What's so great about CMOS (definition)? The chips are made using the most standard, widespread methods of manufacture, meaning that any advance in overall production techniques decreases the cost per unit. The size of the wafers from which CMOS chips are cut is larger, and thus cheaper per unit, than the typical RF chips (silicon-germanium, etc.). The materials are also less exotic. Putting all the parts of the radio in a single chip reduces signal loss, and the overall power requirements are reduced as well.
Marvell said it well: their focus is on four fronts - price, power, range, and volume production. This announcement from Bermai should push chip prices even lower as we head toward the second half of 2002, which will also drop the already incredibly low costs for Wi-Fi and other 802.11 equipment.

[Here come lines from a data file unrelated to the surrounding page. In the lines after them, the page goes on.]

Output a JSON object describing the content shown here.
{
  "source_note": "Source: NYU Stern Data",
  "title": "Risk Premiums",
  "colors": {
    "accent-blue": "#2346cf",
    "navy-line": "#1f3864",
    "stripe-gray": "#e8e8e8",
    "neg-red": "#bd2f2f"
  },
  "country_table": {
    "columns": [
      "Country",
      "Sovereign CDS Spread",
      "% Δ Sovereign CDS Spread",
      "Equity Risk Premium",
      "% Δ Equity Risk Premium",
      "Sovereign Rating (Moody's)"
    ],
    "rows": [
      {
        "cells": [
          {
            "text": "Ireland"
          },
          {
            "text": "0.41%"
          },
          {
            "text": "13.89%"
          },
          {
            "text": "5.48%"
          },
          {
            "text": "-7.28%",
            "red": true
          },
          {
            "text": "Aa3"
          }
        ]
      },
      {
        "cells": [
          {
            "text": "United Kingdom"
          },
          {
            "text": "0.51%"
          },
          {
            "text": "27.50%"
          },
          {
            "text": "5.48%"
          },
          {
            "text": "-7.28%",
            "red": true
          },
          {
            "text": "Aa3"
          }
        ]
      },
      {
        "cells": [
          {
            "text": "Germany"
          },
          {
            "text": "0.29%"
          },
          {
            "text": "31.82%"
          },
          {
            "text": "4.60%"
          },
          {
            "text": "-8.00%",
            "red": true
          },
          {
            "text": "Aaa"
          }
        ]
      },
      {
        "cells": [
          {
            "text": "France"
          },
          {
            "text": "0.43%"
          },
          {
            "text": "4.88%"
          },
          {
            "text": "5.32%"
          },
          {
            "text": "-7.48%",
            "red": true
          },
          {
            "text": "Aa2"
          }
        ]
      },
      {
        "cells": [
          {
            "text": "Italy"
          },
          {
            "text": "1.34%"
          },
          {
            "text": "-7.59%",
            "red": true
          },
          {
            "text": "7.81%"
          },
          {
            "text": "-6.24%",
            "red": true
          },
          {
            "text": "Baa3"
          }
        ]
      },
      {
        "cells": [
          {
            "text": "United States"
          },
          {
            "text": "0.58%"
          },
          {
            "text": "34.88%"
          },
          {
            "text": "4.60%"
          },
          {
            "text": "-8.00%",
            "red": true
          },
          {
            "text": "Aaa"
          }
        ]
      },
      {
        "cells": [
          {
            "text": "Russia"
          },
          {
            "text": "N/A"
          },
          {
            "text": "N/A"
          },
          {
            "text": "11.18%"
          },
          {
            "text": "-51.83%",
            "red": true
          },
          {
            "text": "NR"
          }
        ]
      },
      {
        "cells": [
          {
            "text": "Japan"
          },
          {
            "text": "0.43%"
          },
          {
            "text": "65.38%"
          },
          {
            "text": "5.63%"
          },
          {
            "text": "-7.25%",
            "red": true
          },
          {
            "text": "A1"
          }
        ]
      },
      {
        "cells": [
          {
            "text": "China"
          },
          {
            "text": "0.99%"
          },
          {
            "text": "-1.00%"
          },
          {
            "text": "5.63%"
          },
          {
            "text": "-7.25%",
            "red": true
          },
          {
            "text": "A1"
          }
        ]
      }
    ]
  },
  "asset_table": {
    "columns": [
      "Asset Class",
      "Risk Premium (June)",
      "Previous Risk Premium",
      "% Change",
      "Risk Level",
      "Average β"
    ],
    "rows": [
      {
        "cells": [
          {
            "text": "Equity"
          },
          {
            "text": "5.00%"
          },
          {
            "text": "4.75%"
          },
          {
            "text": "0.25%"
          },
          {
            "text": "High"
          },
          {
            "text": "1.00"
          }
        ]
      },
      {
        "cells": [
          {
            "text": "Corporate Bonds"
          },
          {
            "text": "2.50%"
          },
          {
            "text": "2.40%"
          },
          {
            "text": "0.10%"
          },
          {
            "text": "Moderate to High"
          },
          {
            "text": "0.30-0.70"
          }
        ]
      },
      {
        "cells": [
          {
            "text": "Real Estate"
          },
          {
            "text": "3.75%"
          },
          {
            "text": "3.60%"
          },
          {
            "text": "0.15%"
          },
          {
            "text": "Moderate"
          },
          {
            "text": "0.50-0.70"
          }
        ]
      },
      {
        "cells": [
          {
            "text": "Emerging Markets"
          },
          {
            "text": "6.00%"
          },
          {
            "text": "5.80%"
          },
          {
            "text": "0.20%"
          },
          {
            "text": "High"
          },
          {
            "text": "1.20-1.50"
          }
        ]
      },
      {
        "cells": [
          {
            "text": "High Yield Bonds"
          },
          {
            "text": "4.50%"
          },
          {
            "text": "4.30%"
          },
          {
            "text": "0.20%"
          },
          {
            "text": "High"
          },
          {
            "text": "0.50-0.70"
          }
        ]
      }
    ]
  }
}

The Wireless Ventures/Wireless Internet conference is underway in Burlingame, California. Alan Reiter is blogging in some detail yesterday and today about the flow of information. (I was invited, but was just too dratted tired from finishing the third edition of this book about a week ago. My brain is finally coming back online.)
Conferenza's Shel Israel also reports from the event: attendance is high, interest spectacular, and convergence omnipresent. [via Buzz Bruggeman]
The Big Easy's airport goes easy on wireless: Ernie the Attorney abstracts an article in his local paper (no online archive!) about the New Orleans' airport authority's removal of Internet kiosks. They're thinking about wireless, but worried about revenue and interference. There should be little concern about interference because aerospace frequencies aren't even close to 2.4 GHz ISM/Wi-Fi band and the U-NII (5 GHz) band. Even out-of-band signals from faulty devices are at such a low level that they wouldn't carry more than a few feet. I confess to some concerns about Wi-Fi inside planes: there might be equipment on planes that could suffer from low-intensity signal interference, and it just hasn't been effectively tested yet. I always carefully turn off my AirPort access on my Apple iBook when I board the plane.
Miami Herald offers straightforward overview: another broad overview of Wi-Fi and its benefits and uses. A good trend: solid, accurate, hype-free reporting with market figures and a broad set of quotes.